Arms: axillary, radial, ulnar, median, digital
Legs: femoral, sciatic, saphenous, tibial, sural, deep peroneal, common peroneal, superficial peroneal, lateral cutaneous, posterior cutaneous
Trunk: suprascapular, thoracic, intercostal, ilioinguinal, iliohypogastric, gluteal

31.3.5 Lead Implantation

The StimRouter lead is implanted in a 30- to 45-min outpatient procedure. Conscious sedation is generally used during this procedure.

Inserting the stimulation probe (Fig. 31.4). An initial 1-cm incision is made approximately 8–10 cm from the target nerve under local anesthetic. A stimulation probe is inserted into the incision and guided to the nerve. This can be performed under ultrasound guidance. Electrical stimulation is sent through the stimulation probe to test for paresthesia in the area of the patient’s typical pain.

Fig. 31.4

Inserting the stimulation probe for Bioness StimRouter placement

Inserting the loader (Fig. 31.5).
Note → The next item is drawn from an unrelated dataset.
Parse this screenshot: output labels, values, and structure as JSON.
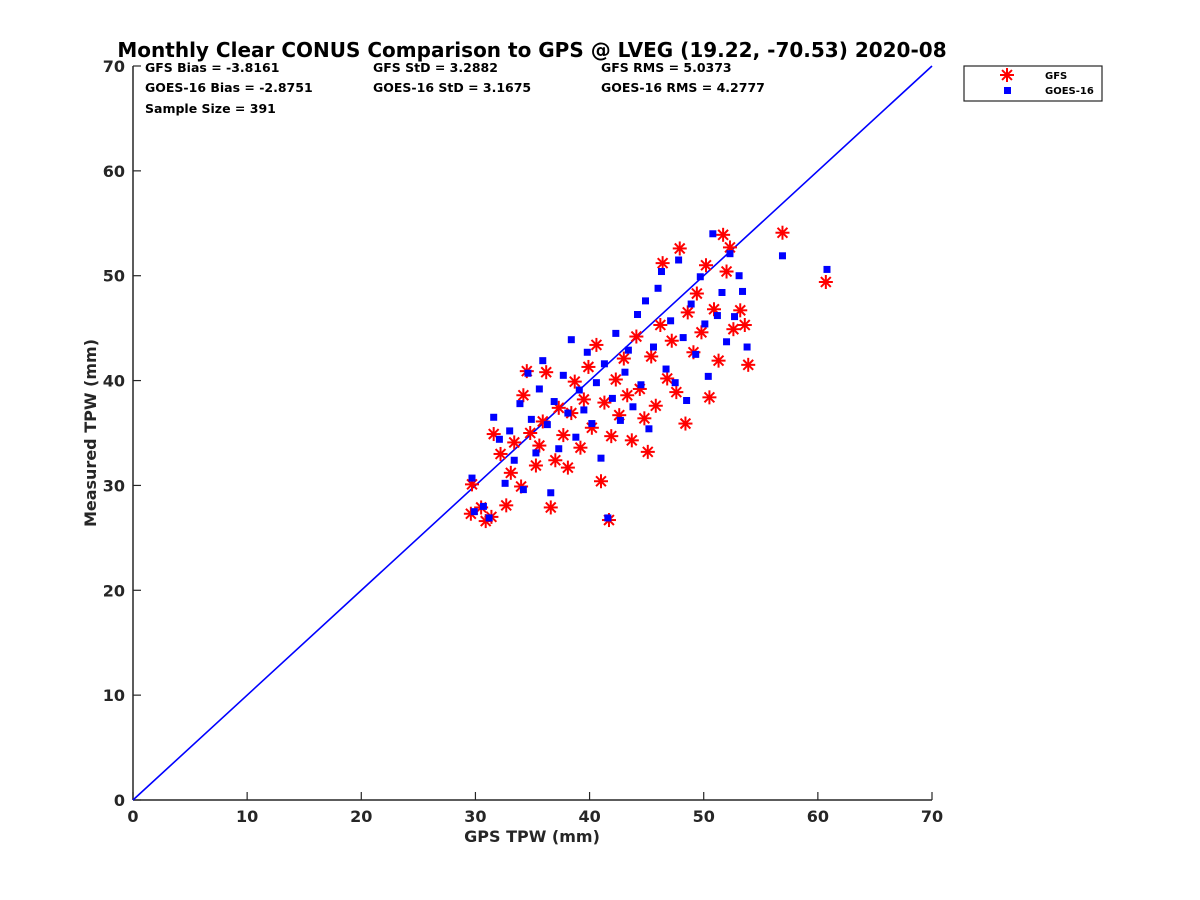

Once paresthesia is achieved the target area, a loader is inserted over the stimulation probe.

Fig. 31.5

Inserting the loader for Bioness StimRouter placement

Inserting the lead into the loader (Fig. 31.6). The probe is then removed and the lead is placed inside the loader. The rubber ring on the reed containing the lead is rolled back to expose the electrodes on the lead. The lead is then used to deliver stimulation.